Hi I m attempting to run a simple Ray training job in Metafl Outerbounds #ask-metaflow

Hi, I'm attempting to run a simple Ray training jo...

hallowed-soccer-94479

11/26/2024, 3:57 PM

Hi, I'm attempting to run a simple Ray training job in Metaflow using the metaflow-ray plugin and I'm getting the following error. It seems like this

_control_mapper_tasks

is defined as a part of the ParallelDecorator that should be inherited in the RayDecorator class. Is this a bug or am I doing something wrong?
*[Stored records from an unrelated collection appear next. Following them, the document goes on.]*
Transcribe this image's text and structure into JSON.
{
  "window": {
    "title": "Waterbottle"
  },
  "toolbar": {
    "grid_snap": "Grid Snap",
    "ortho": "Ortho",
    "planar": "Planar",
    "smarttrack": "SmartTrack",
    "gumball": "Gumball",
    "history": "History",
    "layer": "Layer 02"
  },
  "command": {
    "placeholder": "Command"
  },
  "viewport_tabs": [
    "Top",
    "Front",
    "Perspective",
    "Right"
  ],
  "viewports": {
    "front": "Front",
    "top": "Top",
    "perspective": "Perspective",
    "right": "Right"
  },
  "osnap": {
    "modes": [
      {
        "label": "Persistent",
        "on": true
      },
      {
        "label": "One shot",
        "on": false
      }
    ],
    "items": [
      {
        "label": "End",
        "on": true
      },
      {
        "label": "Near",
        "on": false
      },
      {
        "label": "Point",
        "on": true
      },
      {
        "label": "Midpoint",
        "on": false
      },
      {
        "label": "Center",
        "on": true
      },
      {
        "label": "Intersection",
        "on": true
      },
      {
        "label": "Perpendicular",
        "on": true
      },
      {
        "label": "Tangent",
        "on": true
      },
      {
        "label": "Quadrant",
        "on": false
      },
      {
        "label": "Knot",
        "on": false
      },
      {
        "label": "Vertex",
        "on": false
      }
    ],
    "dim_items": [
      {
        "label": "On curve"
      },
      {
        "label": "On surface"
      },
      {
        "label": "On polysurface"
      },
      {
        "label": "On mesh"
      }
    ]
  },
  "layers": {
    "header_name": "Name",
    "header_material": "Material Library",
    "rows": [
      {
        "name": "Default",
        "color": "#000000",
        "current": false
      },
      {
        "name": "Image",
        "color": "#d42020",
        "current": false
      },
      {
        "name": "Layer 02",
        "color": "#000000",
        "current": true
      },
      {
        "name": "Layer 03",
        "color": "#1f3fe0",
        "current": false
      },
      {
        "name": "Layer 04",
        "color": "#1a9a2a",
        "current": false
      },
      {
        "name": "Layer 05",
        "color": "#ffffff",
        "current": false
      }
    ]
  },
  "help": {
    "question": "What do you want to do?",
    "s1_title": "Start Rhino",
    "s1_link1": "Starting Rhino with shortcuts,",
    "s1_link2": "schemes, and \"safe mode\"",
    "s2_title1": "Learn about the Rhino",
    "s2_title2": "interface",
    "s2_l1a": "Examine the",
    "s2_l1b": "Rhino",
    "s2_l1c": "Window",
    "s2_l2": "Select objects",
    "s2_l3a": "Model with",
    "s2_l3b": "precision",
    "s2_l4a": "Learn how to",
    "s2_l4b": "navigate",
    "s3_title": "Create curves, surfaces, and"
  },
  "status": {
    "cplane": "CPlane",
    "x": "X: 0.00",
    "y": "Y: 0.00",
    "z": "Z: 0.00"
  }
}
The ray job that I'm attempting is just this sample where the training functionality is put into a single step decorated with

metaflow_ray

Copy code

Traceback (most recent call last):
  File "/metaflow/metaflow/cli.py", line 1139, in main
    start(auto_envvar_prefix="METAFLOW", obj=state)
  File "/metaflow/metaflow/tracing/__init__.py", line 27, in wrapper_func
    return func(args, kwargs)
  File "/metaflow/metaflow/_vendor/click/core.py", line 829, in __call__
    return self.main(args, kwargs)
  File "/metaflow/metaflow/_vendor/click/core.py", line 782, in main
    rv = self.invoke(ctx)
  File "/metaflow/metaflow/_vendor/click/core.py", line 1259, in invoke
    return _process_result(sub_ctx.command.invoke(sub_ctx))
  File "/metaflow/metaflow/_vendor/click/core.py", line 1066, in invoke
    return ctx.invoke(self.callback, ctx.params)
  File "/metaflow/metaflow/_vendor/click/core.py", line 610, in invoke
    return callback(args, kwargs)
  File "/metaflow/metaflow/_vendor/click/decorators.py", line 21, in new_func
    return f(get_current_context(), args, kwargs)
  File "/metaflow/metaflow/cli.py", line 469, in step
    task.run_step(
  File "/metaflow/metaflow/task.py", line 702, in run_step
    self._finalize_control_task()
  File "/metaflow/metaflow/task.py", line 349, in _finalize_control_task
    mapper_tasks = self.flow._control_mapper_tasks
  File "/metaflow/metaflow/flowspec.py", line 254, in __getattr__
    raise AttributeError("Flow %s has no attribute '%s'" % (self.name, name))
AttributeError: Flow TorchTrainerGPU has no attribute '_control_mapper_tasks'

✅ 1

hallowed-glass-14538

11/26/2024, 5:01 PM

R u running on batch or kubernetes or just locally ?

hallowed-soccer-94479

11/26/2024, 5:02 PM

This is running on kubernetes

hallowed-glass-14538

11/26/2024, 5:03 PM

What’s the version of Metaflow-ray ?

hallowed-glass-14538

11/26/2024, 5:03 PM

And the version of Metaflow ?

hallowed-soccer-94479

11/26/2024, 5:04 PM

I'm using the newest version

2.12.31

and using

0.1.0

for

metaflow-ray

but I have tested this on multiple versions of metaflow and got the same error

hallowed-soccer-94479

11/26/2024, 5:06 PM

The control pod is able to finish successfully if I set a value for

_control_mapper_tasks

self._control_mapper_tasks = [node.get("NodeManagerHostname") for node in ray.nodes()]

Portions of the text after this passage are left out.